Kurz vor Jahresende hat der Europäische Gerichtshof die von der Bundesrepublik Deutschland erhobene Nichtigkeitsklage gegen die "neue" Tabakwerberichtlinie in allen Punkten abgewiesen (Rs C-380/03 vom 12.12.2006). Gemeinschaftsrechtlich reglementierte Werbung genießt nach dieser Entscheidung so gut wie keinen Grundrechtsschutz mehr.

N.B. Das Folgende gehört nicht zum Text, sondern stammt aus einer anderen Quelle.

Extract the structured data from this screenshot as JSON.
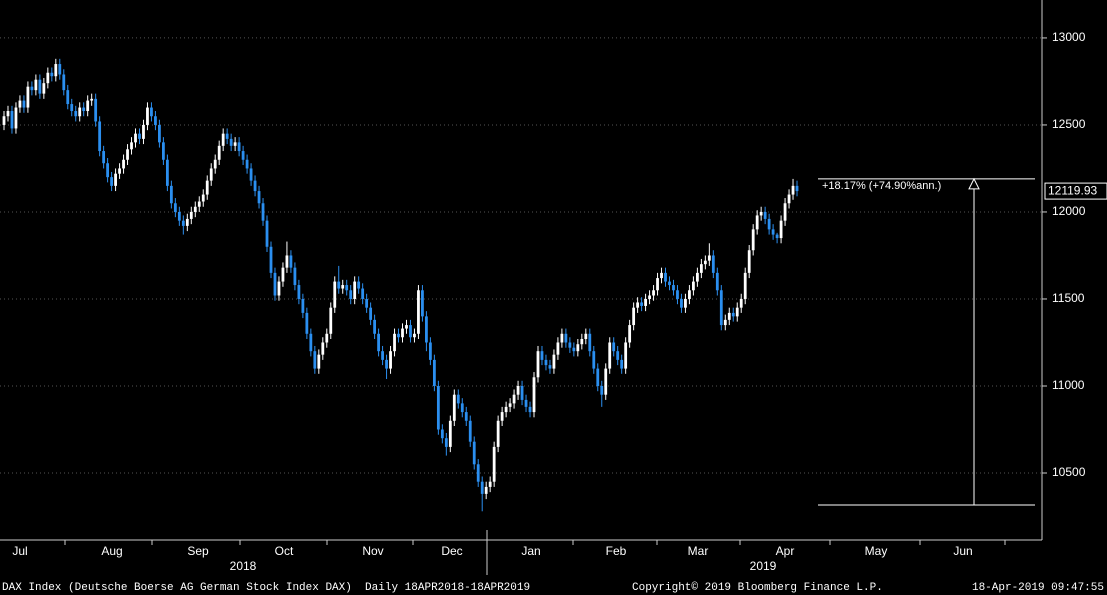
{
  "chart_data": {
    "type": "candlestick",
    "up_color": "#ffffff",
    "down_color": "#2b8ff0",
    "ylim": [
      10115,
      13218
    ],
    "yticks": [
      10500,
      11000,
      11500,
      12000,
      12500,
      13000
    ],
    "grid": true,
    "months": [
      "Jul",
      "Aug",
      "Sep",
      "Oct",
      "Nov",
      "Dec",
      "Jan",
      "Feb",
      "Mar",
      "Apr",
      "May",
      "Jun"
    ],
    "years": [
      "2018",
      "2019"
    ],
    "annotation": "+18.17% (+74.90%ann.)",
    "range_lines": [
      10316,
      12190
    ],
    "open": [
      12500,
      12550,
      12580,
      12480,
      12600,
      12640,
      12600,
      12720,
      12700,
      12760,
      12680,
      12740,
      12800,
      12780,
      12850,
      12790,
      12700,
      12620,
      12580,
      12550,
      12600,
      12580,
      12640,
      12650,
      12520,
      12350,
      12280,
      12200,
      12150,
      12220,
      12250,
      12300,
      12360,
      12400,
      12450,
      12420,
      12500,
      12600,
      12550,
      12500,
      12400,
      12300,
      12150,
      12050,
      12000,
      11950,
      11920,
      11960,
      12000,
      12030,
      12060,
      12100,
      12180,
      12250,
      12300,
      12380,
      12450,
      12420,
      12380,
      12400,
      12350,
      12300,
      12250,
      12180,
      12120,
      12050,
      11950,
      11800,
      11650,
      11520,
      11600,
      11680,
      11750,
      11680,
      11580,
      11500,
      11420,
      11300,
      11200,
      11100,
      11180,
      11250,
      11300,
      11450,
      11600,
      11560,
      11580,
      11550,
      11500,
      11600,
      11560,
      11500,
      11450,
      11380,
      11300,
      11200,
      11150,
      11100,
      11200,
      11300,
      11280,
      11330,
      11350,
      11280,
      11300,
      11550,
      11400,
      11250,
      11150,
      11000,
      10750,
      10700,
      10650,
      10800,
      10950,
      10900,
      10850,
      10800,
      10680,
      10550,
      10450,
      10380,
      10420,
      10450,
      10650,
      10800,
      10850,
      10880,
      10900,
      10950,
      11000,
      10920,
      10880,
      10850,
      11050,
      11200,
      11150,
      11120,
      11100,
      11180,
      11250,
      11300,
      11250,
      11220,
      11200,
      11240,
      11270,
      11300,
      11200,
      11100,
      11000,
      10950,
      11100,
      11250,
      11200,
      11150,
      11100,
      11250,
      11350,
      11450,
      11480,
      11460,
      11500,
      11520,
      11550,
      11620,
      11650,
      11600,
      11580,
      11550,
      11500,
      11450,
      11500,
      11550,
      11600,
      11650,
      11700,
      11720,
      11750,
      11650,
      11550,
      11350,
      11380,
      11420,
      11400,
      11450,
      11500,
      11650,
      11780,
      11900,
      11980,
      12000,
      11960,
      11900,
      11870,
      11850,
      11950,
      12050,
      12100,
      12150
    ],
    "high": [
      12580,
      12610,
      12610,
      12630,
      12670,
      12670,
      12750,
      12750,
      12790,
      12790,
      12770,
      12830,
      12830,
      12880,
      12880,
      12820,
      12730,
      12650,
      12610,
      12630,
      12630,
      12670,
      12680,
      12680,
      12550,
      12380,
      12310,
      12230,
      12250,
      12280,
      12330,
      12390,
      12430,
      12480,
      12480,
      12530,
      12630,
      12630,
      12580,
      12530,
      12430,
      12330,
      12180,
      12080,
      12030,
      11980,
      11990,
      12030,
      12060,
      12090,
      12130,
      12210,
      12280,
      12330,
      12410,
      12480,
      12480,
      12450,
      12430,
      12430,
      12380,
      12330,
      12280,
      12210,
      12150,
      12080,
      11980,
      11830,
      11680,
      11630,
      11710,
      11830,
      11780,
      11710,
      11610,
      11530,
      11450,
      11330,
      11230,
      11210,
      11280,
      11330,
      11480,
      11630,
      11690,
      11610,
      11610,
      11580,
      11630,
      11630,
      11590,
      11530,
      11480,
      11410,
      11330,
      11230,
      11180,
      11230,
      11330,
      11330,
      11360,
      11380,
      11380,
      11330,
      11580,
      11580,
      11430,
      11280,
      11180,
      11030,
      10780,
      10730,
      10830,
      10980,
      10980,
      10930,
      10880,
      10830,
      10710,
      10580,
      10480,
      10450,
      10480,
      10680,
      10830,
      10880,
      10910,
      10930,
      10980,
      11030,
      11030,
      10950,
      10910,
      11080,
      11230,
      11230,
      11180,
      11150,
      11210,
      11280,
      11330,
      11330,
      11280,
      11250,
      11270,
      11300,
      11330,
      11330,
      11230,
      11130,
      11030,
      11130,
      11280,
      11280,
      11230,
      11180,
      11280,
      11380,
      11480,
      11510,
      11510,
      11530,
      11550,
      11580,
      11650,
      11680,
      11680,
      11630,
      11610,
      11580,
      11530,
      11530,
      11580,
      11630,
      11680,
      11730,
      11750,
      11820,
      11780,
      11680,
      11580,
      11410,
      11450,
      11450,
      11480,
      11530,
      11680,
      11810,
      11930,
      12010,
      12030,
      12030,
      11990,
      11930,
      11880,
      11980,
      12080,
      12130,
      12190,
      12180
    ],
    "low": [
      12470,
      12520,
      12450,
      12450,
      12570,
      12570,
      12570,
      12670,
      12670,
      12650,
      12650,
      12710,
      12750,
      12750,
      12760,
      12670,
      12590,
      12550,
      12520,
      12520,
      12550,
      12550,
      12610,
      12490,
      12320,
      12250,
      12170,
      12120,
      12120,
      12190,
      12220,
      12270,
      12330,
      12370,
      12390,
      12390,
      12470,
      12520,
      12470,
      12370,
      12270,
      12120,
      12020,
      11970,
      11920,
      11870,
      11890,
      11930,
      11970,
      12000,
      12030,
      12070,
      12150,
      12220,
      12270,
      12350,
      12390,
      12350,
      12350,
      12320,
      12270,
      12220,
      12150,
      12090,
      12020,
      11920,
      11770,
      11620,
      11490,
      11490,
      11570,
      11650,
      11650,
      11550,
      11470,
      11390,
      11270,
      11170,
      11070,
      11070,
      11150,
      11220,
      11270,
      11420,
      11530,
      11530,
      11520,
      11470,
      11470,
      11530,
      11470,
      11420,
      11350,
      11270,
      11170,
      11120,
      11040,
      11070,
      11170,
      11250,
      11250,
      11300,
      11250,
      11250,
      11270,
      11370,
      11200,
      11120,
      10970,
      10720,
      10670,
      10600,
      10620,
      10770,
      10870,
      10820,
      10770,
      10650,
      10520,
      10420,
      10280,
      10350,
      10390,
      10420,
      10620,
      10770,
      10820,
      10850,
      10870,
      10920,
      10890,
      10850,
      10820,
      10820,
      11020,
      11120,
      11090,
      11070,
      11070,
      11150,
      11220,
      11220,
      11190,
      11170,
      11170,
      11210,
      11240,
      11170,
      11070,
      10970,
      10880,
      10920,
      11070,
      11170,
      11120,
      11070,
      11070,
      11220,
      11320,
      11420,
      11430,
      11430,
      11470,
      11490,
      11520,
      11590,
      11570,
      11550,
      11520,
      11470,
      11420,
      11420,
      11470,
      11520,
      11570,
      11620,
      11670,
      11690,
      11620,
      11520,
      11320,
      11320,
      11350,
      11370,
      11370,
      11420,
      11470,
      11620,
      11750,
      11870,
      11950,
      11930,
      11870,
      11840,
      11820,
      11820,
      11920,
      12020,
      12070,
      12090
    ],
    "close": [
      12550,
      12580,
      12480,
      12600,
      12640,
      12600,
      12720,
      12700,
      12760,
      12680,
      12740,
      12800,
      12780,
      12850,
      12790,
      12700,
      12620,
      12580,
      12550,
      12600,
      12580,
      12640,
      12650,
      12520,
      12350,
      12280,
      12200,
      12150,
      12220,
      12250,
      12300,
      12360,
      12400,
      12450,
      12420,
      12500,
      12600,
      12550,
      12500,
      12400,
      12300,
      12150,
      12050,
      12000,
      11950,
      11920,
      11960,
      12000,
      12030,
      12060,
      12100,
      12180,
      12250,
      12300,
      12380,
      12450,
      12420,
      12380,
      12400,
      12350,
      12300,
      12250,
      12180,
      12120,
      12050,
      11950,
      11800,
      11650,
      11520,
      11600,
      11680,
      11750,
      11680,
      11580,
      11500,
      11420,
      11300,
      11200,
      11100,
      11180,
      11250,
      11300,
      11450,
      11600,
      11560,
      11580,
      11550,
      11500,
      11600,
      11560,
      11500,
      11450,
      11380,
      11300,
      11200,
      11150,
      11100,
      11200,
      11300,
      11280,
      11330,
      11350,
      11280,
      11300,
      11550,
      11400,
      11250,
      11150,
      11000,
      10750,
      10700,
      10650,
      10800,
      10950,
      10900,
      10850,
      10800,
      10680,
      10550,
      10450,
      10380,
      10420,
      10450,
      10650,
      10800,
      10850,
      10880,
      10900,
      10950,
      11000,
      10920,
      10880,
      10850,
      11050,
      11200,
      11150,
      11120,
      11100,
      11180,
      11250,
      11300,
      11250,
      11220,
      11200,
      11240,
      11270,
      11300,
      11200,
      11100,
      11000,
      10950,
      11100,
      11250,
      11200,
      11150,
      11100,
      11250,
      11350,
      11450,
      11480,
      11460,
      11500,
      11520,
      11550,
      11620,
      11650,
      11600,
      11580,
      11550,
      11500,
      11450,
      11500,
      11550,
      11600,
      11650,
      11700,
      11720,
      11750,
      11650,
      11550,
      11350,
      11380,
      11420,
      11400,
      11450,
      11500,
      11650,
      11780,
      11900,
      11980,
      12000,
      11960,
      11900,
      11870,
      11850,
      11950,
      12050,
      12100,
      12150,
      12119.93
    ]
  },
  "footer": {
    "left": "DAX Index (Deutsche Boerse AG German Stock Index DAX)  Daily 18APR2018-18APR2019",
    "center": "Copyright© 2019 Bloomberg Finance L.P.",
    "right": "18-Apr-2019 09:47:55"
  }
}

Wir erinnern uns zurück: Die alte Tabakwerberichtlinie war vom EuGH im Jahr 2000 nichtig erklärt worden. Eine zentrale Rolle hatte damals der Umstand gespielt, dass in der alten Richtlinie ein Totalverbot jeglicher Tabakwerbung angeordnet worden war. Ein solches Verbot sei, so der EuGH damals, nicht der Binnenmarktverbesserung dienlich, sondern eine Maßnahme, deren wesentliche Stoßrichtung der Gesundheitsschutz sei, für die der EU aber keine Kompetenz zukomme. Im selben Urteil öffnete der EuGH jedoch bereits eine Hintertür: Ein (einheitliches) Verbot von Tabakwerbung könne zulässig sein, um den freien innergemeinschaftlichen Handel mit Presseerzeugnissen nicht zu gefährden.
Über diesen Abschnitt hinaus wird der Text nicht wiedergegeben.